Cool image time! The photo to the right, cropped and reduced to post here, was taken on December 29, 2019 by the high resolution camera of Mars Reconnaissance Orbiter (MRO) and shows the many-layered scarp face of the Martian north polar ice cap. I have also rotated the image so that north is at the top. The overall height of this scarp is quite high, more than 3,500 feet.
There are a number of very cool features in this image. For example, note what at first look like puffs of clouds just below the contact between the bright and dark layers. I count almost two dozen, with the largest near the center. They are not cloud puffs, however, but areas scoured by past avalanches. According to Patricio Becerra at the University of Bern in Switzerland,
An image from a few years ago shows evidence for the same patches, so they likely happened a while back. When the avalanches or “block falls” occur, they scour the Basal Unit [the dark layer] and break up the exposed surface, causing a brighter/cloudier appearance of the ground than the undisturbed parts.
Avalanches on the scarps of the North Pole icecap occur in great numbers at the beginning of every Martian summer. As sunlight hits the scarp, it causes the carbon dioxide frost layer that settled on the cap during the winter to sublimate away as vapor, and like the freeze-melt cycle on Earth, this sublimation disturbs any unstable ice boulders on the scarp face.
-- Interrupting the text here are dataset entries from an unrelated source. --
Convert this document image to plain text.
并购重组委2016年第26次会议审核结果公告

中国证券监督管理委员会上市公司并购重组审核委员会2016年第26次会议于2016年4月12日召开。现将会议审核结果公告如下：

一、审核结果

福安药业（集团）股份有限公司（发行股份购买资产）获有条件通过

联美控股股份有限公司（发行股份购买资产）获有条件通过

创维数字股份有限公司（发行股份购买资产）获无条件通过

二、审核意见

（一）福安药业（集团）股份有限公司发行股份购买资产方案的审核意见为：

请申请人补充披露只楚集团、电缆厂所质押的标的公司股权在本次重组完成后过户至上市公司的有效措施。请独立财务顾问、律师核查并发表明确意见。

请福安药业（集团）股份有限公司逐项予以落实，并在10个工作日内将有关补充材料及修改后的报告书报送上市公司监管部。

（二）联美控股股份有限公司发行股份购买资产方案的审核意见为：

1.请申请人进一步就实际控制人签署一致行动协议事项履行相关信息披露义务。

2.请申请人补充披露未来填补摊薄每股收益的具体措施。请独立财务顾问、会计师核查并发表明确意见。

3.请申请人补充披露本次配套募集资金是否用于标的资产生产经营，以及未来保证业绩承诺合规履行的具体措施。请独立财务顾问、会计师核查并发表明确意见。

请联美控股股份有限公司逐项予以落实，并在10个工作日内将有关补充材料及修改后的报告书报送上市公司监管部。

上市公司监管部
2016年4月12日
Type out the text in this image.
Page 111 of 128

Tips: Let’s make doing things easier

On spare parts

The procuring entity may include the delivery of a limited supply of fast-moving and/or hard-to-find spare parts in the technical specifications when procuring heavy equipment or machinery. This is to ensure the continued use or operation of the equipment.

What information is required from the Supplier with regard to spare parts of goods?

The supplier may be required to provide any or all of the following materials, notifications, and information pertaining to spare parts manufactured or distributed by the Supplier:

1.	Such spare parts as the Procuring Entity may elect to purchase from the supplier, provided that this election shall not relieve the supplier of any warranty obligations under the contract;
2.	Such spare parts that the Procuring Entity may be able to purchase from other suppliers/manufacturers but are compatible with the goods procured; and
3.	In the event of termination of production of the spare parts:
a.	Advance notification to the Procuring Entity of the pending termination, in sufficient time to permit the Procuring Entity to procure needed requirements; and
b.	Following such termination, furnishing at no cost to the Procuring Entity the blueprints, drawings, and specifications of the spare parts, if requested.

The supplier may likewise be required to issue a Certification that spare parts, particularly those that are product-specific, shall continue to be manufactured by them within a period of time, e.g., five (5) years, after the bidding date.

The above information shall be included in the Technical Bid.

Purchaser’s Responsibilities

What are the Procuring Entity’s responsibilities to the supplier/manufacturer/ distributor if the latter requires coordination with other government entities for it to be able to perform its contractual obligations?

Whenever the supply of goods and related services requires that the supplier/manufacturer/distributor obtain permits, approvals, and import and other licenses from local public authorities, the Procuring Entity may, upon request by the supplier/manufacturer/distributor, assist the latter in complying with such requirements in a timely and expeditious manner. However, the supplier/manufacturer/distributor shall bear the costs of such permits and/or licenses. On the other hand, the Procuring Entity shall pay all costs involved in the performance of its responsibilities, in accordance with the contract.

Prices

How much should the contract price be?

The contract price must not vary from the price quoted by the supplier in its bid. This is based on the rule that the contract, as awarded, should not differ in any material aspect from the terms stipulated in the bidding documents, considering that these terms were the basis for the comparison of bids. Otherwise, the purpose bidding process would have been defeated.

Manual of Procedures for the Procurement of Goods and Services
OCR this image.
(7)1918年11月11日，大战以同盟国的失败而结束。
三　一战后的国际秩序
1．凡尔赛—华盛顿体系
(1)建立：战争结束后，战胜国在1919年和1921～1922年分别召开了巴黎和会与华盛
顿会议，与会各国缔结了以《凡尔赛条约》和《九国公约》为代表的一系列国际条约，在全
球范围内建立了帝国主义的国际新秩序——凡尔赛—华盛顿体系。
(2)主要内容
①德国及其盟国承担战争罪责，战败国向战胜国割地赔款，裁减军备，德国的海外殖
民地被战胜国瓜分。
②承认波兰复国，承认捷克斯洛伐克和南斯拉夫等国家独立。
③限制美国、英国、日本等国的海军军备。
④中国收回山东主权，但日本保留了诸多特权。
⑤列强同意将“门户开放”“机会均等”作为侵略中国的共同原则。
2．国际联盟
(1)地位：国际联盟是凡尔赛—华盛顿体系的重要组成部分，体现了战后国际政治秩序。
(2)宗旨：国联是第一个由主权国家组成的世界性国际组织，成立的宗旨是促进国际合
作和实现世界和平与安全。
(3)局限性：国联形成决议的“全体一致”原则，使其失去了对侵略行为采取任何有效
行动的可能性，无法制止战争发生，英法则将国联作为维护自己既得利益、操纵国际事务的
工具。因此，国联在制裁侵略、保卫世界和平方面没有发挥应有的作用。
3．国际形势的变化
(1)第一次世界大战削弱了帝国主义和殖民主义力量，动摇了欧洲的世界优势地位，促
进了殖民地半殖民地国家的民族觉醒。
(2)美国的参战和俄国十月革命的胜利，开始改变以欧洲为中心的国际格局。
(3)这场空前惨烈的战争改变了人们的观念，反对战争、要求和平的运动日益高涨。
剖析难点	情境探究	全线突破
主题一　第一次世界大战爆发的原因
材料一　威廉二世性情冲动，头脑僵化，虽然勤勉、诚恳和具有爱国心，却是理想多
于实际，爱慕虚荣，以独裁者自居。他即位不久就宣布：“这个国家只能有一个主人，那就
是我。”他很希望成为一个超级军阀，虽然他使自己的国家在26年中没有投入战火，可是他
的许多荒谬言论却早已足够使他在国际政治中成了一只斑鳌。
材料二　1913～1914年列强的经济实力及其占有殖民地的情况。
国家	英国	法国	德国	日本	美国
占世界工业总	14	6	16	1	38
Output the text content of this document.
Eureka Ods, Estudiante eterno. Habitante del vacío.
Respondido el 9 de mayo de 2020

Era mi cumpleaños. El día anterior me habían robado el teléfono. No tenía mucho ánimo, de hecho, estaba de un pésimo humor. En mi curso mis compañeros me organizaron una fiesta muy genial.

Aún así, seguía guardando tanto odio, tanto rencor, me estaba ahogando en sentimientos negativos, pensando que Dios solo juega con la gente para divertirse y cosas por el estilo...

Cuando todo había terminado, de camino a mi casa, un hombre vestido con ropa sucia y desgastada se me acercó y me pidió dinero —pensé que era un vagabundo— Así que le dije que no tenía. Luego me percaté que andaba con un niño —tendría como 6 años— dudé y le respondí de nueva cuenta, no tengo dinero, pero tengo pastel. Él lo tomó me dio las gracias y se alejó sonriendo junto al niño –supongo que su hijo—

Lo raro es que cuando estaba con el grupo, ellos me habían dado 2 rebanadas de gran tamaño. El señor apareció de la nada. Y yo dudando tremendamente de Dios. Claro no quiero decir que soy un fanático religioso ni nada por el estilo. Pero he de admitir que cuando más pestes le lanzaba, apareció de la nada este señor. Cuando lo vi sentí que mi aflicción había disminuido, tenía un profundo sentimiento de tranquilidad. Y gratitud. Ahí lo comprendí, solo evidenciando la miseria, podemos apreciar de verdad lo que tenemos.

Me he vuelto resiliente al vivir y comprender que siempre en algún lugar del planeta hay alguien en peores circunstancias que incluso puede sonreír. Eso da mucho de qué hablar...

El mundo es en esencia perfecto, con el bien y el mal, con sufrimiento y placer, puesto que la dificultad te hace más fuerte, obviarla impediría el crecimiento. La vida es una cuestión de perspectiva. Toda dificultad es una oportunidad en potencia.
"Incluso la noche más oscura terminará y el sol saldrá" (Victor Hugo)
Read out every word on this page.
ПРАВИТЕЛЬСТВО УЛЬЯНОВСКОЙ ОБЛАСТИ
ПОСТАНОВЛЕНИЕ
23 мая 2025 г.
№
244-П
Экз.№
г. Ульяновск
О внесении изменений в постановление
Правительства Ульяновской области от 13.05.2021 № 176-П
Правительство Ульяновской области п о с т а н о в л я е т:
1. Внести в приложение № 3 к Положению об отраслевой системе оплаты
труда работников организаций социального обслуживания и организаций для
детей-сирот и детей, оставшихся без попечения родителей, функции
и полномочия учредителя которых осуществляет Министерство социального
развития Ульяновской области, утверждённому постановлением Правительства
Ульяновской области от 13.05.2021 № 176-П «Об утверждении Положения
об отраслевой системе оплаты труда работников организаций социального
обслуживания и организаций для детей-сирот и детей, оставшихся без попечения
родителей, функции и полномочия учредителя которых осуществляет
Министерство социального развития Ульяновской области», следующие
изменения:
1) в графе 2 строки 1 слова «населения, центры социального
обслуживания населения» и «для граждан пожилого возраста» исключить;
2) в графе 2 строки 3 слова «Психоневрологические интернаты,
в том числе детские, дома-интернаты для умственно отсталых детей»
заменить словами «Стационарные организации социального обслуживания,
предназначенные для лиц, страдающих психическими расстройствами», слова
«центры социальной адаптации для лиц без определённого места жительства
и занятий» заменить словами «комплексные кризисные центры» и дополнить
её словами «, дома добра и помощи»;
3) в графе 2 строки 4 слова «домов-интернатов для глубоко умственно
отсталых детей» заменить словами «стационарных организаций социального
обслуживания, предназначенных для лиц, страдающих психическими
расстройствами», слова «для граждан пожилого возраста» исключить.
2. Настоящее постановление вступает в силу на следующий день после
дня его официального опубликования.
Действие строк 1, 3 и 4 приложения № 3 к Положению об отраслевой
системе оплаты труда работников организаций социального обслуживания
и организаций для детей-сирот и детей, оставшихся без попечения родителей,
During the early Martian summer, images from MRO routinely capture many such avalanches. Scientists think there could be hundreds to thousands every summer. In many ways, this is similar to the large pieces of ice that routinely calf off the foot of glaciers here on Earth, and that tourists take cruise ships to see in the inside passage of Alaska.
For context, the overview map below indicates with a gold cross where on the icecap’s edge this image is located. The red and pink areas indicate the vast dune fields that surround the icecap.